Sentencing Council wins Guardian award

The Sentencing Council has won a Guardian Public Services award for work on its drug offences guideline. The award, for evidence-based policy making, was given last night for the research and analysis that went into the development of the guideline.

This included interviews with drug mules currently in prison, focus groups with the public and the development of an analytical tool to map current levels and types of sentence being given for drug offences. This was then followed by a 12-week public consultation period during which there were nearly 700 responses from criminal justice professionals and the public.
The consultation led to various modifications to the guideline before the definitive version was published in February this year, accompanied by an in-depth resource assessment indicating the cost implications for criminal justice agencies and the effect on overall sentence lengths.

Michelle Crotty, Head of the Office of the Council, said: “We’re delighted to have won this award.
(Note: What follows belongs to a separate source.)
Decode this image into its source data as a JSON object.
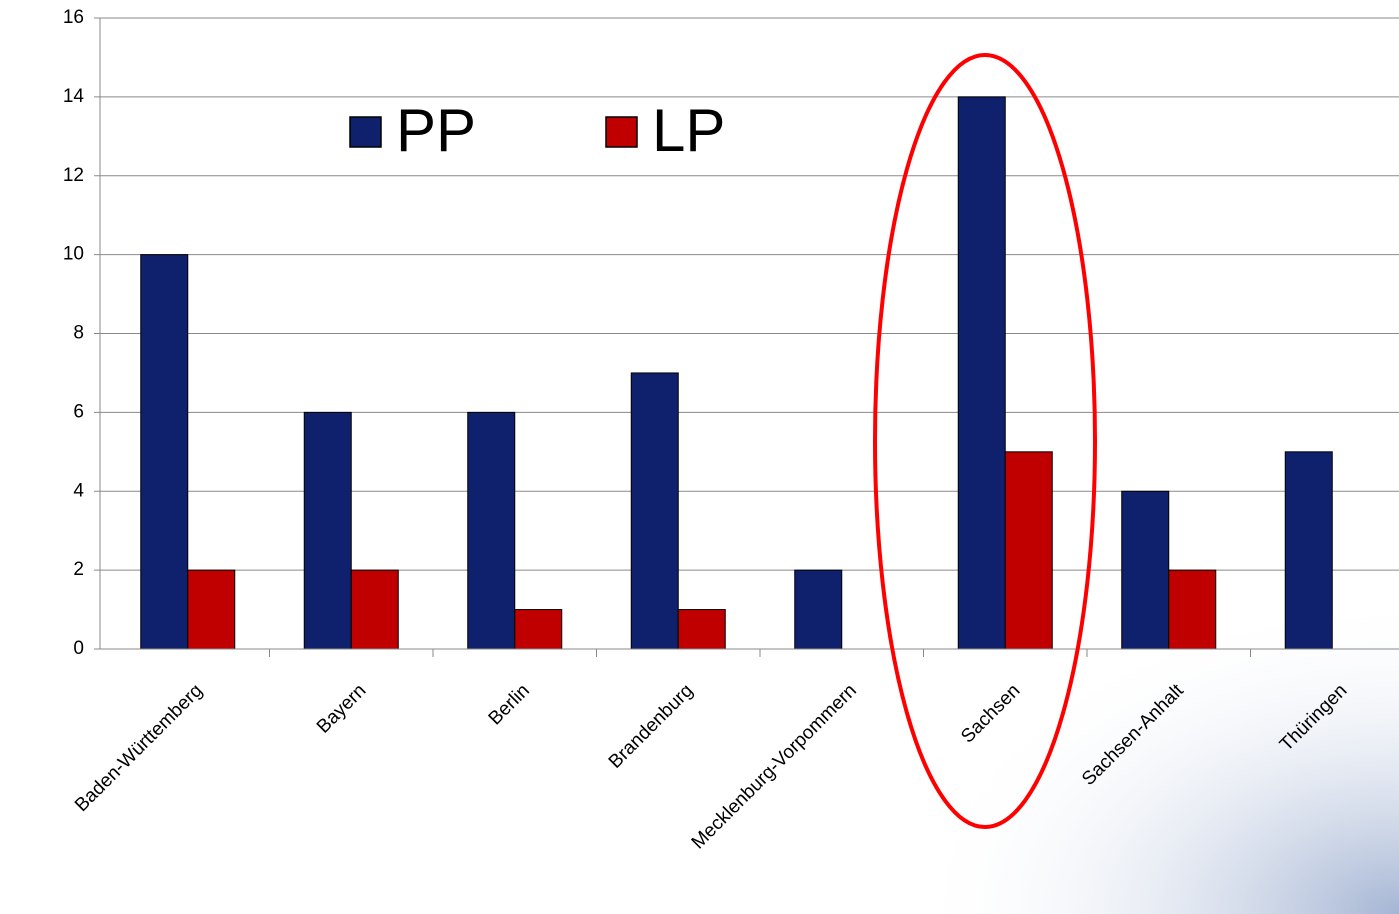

Our guideline was developed over 18 months of exhaustive research, road-testing and feedback, not only with criminal justice professionals, but with the public and even some offenders. It will promote a clear, fair and consistent approach to sentencing and we will continue to monitor the effect of the guideline through our ongoing research on Crown Court sentencing.”

The guideline brings sentencing guidance together for the first time to help ensure consistent and proportionate sentencing and provide effective guidance for sentencers and clear information for victims, witnesses and the public on how drug offenders are sentenced.

The Observer’s Andrew Rawnsley, presenting the award, said this of the work: “The combination of methods employed, from analytical tools to staff efforts, and the overall complexity of their approach, is deeply impressive. It is thorough, unique and highly innovative.”